We will use bird data originally utilized in Loyn (1987) in this exercise.
Loyn RH (1987) Effects of patch area and habitat on bird abundances, species numbers and tree health in fragmented Victorian forests. In: Nature Conservation: the role of remnants of native vegetation (Saunders DA, Arnold GW, Burbidge AA, Hopkins AJM, eds), Surrey Beatty & Sons, Chipping Norton, NSW, pp. 65-77
Data include forest bird densities measured in 56 forest patches in south-eastern Victoria, Australia. The research question was to relate bird densities to six habitat variables, including size of the forest patch, distance to the nearest patch, distance to the nearest larger patch, mean altitude of the patch, year of isolation by clearing, and an index of stock grazing history (1 = light, 5 = intensive).

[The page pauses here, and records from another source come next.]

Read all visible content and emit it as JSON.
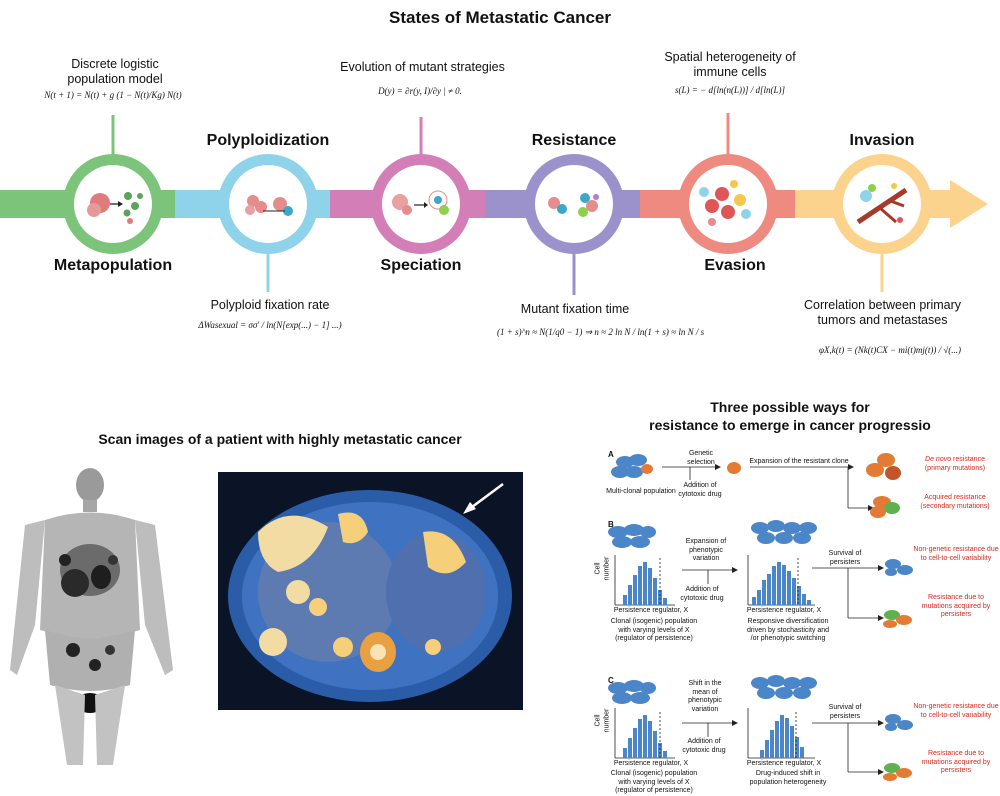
{
  "title": "States of Metastatic Cancer",
  "timeline": {
    "colors": [
      "#7cc47a",
      "#8fd3ea",
      "#d47eb8",
      "#9b92cc",
      "#ef8a80",
      "#fbd38d"
    ],
    "stages": [
      {
        "name": "Metapopulation",
        "annotation": "Discrete logistic population model",
        "formula": "N(t + 1) = N(t) + g (1 − N(t)/Kg) N(t)"
      },
      {
        "name": "Polyploidization",
        "annotation": "Polyploid fixation rate",
        "formula": "ΔWasexual = σσ′ / ln(N[exp(...) − 1] ...)"
      },
      {
        "name": "Speciation",
        "annotation": "Evolution of mutant strategies",
        "formula": "D(y) = ∂r(y, I)/∂y | ≠ 0."
      },
      {
        "name": "Resistance",
        "annotation": "Mutant fixation time",
        "formula": "(1 + s)^n ≈ N(1/q0 − 1) ⇒ n ≈ 2 ln N / ln(1 + s) ≈ ln N / s"
      },
      {
        "name": "Evasion",
        "annotation": "Spatial heterogeneity of immune cells",
        "formula": "s(L) = − d[ln(n(L))] / d[ln(L)]"
      },
      {
        "name": "Invasion",
        "annotation": "Correlation between primary tumors and metastases",
        "formula": "φX,k(t) = (Nk(t)CX − mi(t)mj(t)) / √(...)"
      }
    ]
  },
  "scan": {
    "title": "Scan images of a patient with highly metastatic cancer"
  },
  "resistance": {
    "title_line1": "Three possible ways for",
    "title_line2": "resistance to emerge in cancer progressio",
    "panel_a": {
      "letter": "A",
      "population": "Multi-clonal population",
      "step1": "Genetic selection",
      "step2": "Addition of cytotoxic drug",
      "expansion": "Expansion of the resistant clone",
      "out1_italic": "De novo",
      "out1_rest": " resistance",
      "out1_sub": "(primary mutations)",
      "out2": "Acquired resistance",
      "out2_sub": "(secondary mutations)"
    },
    "panel_b": {
      "letter": "B",
      "step1": "Expansion of phenotypic variation",
      "step2": "Addition of cytotoxic drug",
      "ylabel": "Cell number",
      "xlabel": "Persistence regulator, X",
      "left_caption": "Clonal (isogenic) population with varying levels of X (regulator of persistence)",
      "right_caption": "Responsive diversification driven by stochasticity and /or phenotypic switching",
      "survival": "Survival of persisters",
      "out1": "Non-genetic resistance due to cell-to-cell variability",
      "out2": "Resistance due to mutations acquired by persisters"
    },
    "panel_c": {
      "letter": "C",
      "step1": "Shift in the mean of phenotypic variation",
      "step2": "Addition of cytotoxic drug",
      "ylabel": "Cell number",
      "xlabel": "Persistence regulator, X",
      "left_caption": "Clonal (isogenic) population with varying levels of X (regulator of persistence)",
      "right_caption": "Drug-induced shift in population heterogeneity",
      "survival": "Survival of persisters",
      "out1": "Non-genetic resistance due to cell-to-cell variability",
      "out2": "Resistance due to mutations acquired by persisters"
    }
  }
}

We start by importing data into R.
setwd("C:/Liem/GEOG515/Spring15/Labs/")
# Read in data
birddata <- read.table("Loyn_birdsData.txt", header=TRUE, sep="\t")
birddata
## Site ABUND AREA DIST LDIST YR.ISOL GRAZE ALT
## 1 1 5.3 0.1 39 39 1968 2 160
## 2 2 2.0 0.5 234 234 1920 5 60
## 3 3 1.5 0.5 104 311 1900 5 140
## 4 4 17.1 1.0 66 66 1966 3 160
## 5 5 13.8 1.0 246 246 1918 5 140
## 6 6 14.1 1.0 234 285 1965 3 130
## 7 7 3.8 1.0 467 467 1955 5 90
## 8 8 2.2 1.0 284 1829 1920 5 60
## 9 9 3.3 1.0 156 156 1965 4 130
## 10 10 3.0 1.0 311 571 1900 5 130
## 11 11 27.6 2.0 66 332 1926 3 210
## 12 12 1.8 2.0 93 93 1890 5 160
## 13 13 21.2 2.0 39 39 1973 2 210
## 14 14 14.6 2.0 402 402 1972 1 210
## 15 15 8.0 2.0 259 259 1900 5 120
## 16 16 3.5 2.0 130 623 1900 5 145
## 17 17 29.0 3.0 26 26 1962 3 110
## 18 18 2.9 3.0 26 26 1965 3 140
## 19 19 24.3 4.0 40 40 1960 3 190
## 20 20 19.4 4.0 259 259 1953 2 90
## 21 21 24.4 4.0 234 519 1973 2 220
## 22 22 5.0 4.0 26 2205 1923 5 120
## 23 23 15.8 5.0 39 39 1965 3 130
## 24 24 25.3 5.0 372 372 1967 1 100
## 25 25 19.5 6.0 93 226 1890 3 170
## 26 26 20.9 6.0 159 1009 1960 3 150
## 27 27 16.3 7.0 285 882 1965 3 130
## 28 28 18.8 7.0 133 133 1960 4 210
## 29 29 19.9 8.0 266 266 1973 4 120
## 30 30 13.0 9.0 350 1868 1910 5 90
## 31 31 6.8 10.0 337 519 1962 3 110
## 32 32 21.7 11.0 27 27 1960 4 175
## 33 33 27.8 12.0 159 159 1963 4 110
## 34 34 26.8 12.0 133 133 1960 4 200
## 35 35 16.6 13.0 146 146 1968 2 190
## 36 36 30.4 15.0 146 398 1966 3 120
## 37 37 11.5 17.0 389 2595 1920 5 100
## 38 38 26.0 18.0 40 3188 1966 2 190
## 39 39 25.7 19.0 266 1302 1973 4 150
## 40 40 12.7 22.0 311 2672 1918 5 90
## 41 41 23.5 26.0 597 597 1963 1 140
## 42 42 24.9 29.0 545 770 1965 3 130
## 43 43 29.0 32.0 208 208 1974 1 190
## 44 44 28.3 34.0 66 345 1965 1 110
## 45 45 28.3 40.0 285 178 1962 2 120
## 46 46 32.0 44.0 93 93 1960 3 190
## 47 47 37.7 48.0 259 1297 1928 3 120
## 48 48 39.6 49.0 1427 1557 1972 1 180
## 49 49 29.6 50.0 398 1461 1967 1 140
## 50 50 31.0 57.0 467 467 1963 1 165
## 51 51 34.4 96.0 39 519 1976 2 175
## 52 52 27.3 108.0 402 4426 1964 1 70
## 53 53 30.5 134.0 467 2213 1964 1 160
## 54 54 33.0 144.0 146 319 1940 1 190
## 55 55 29.5 973.0 337 1323 1970 1 190
## 56 56 30.9 1771.0 332 332 1933 1 260
# Create a copy of birddata
birddata2 <- birddata
Now we do some data exploration before running a regression model on the dataset.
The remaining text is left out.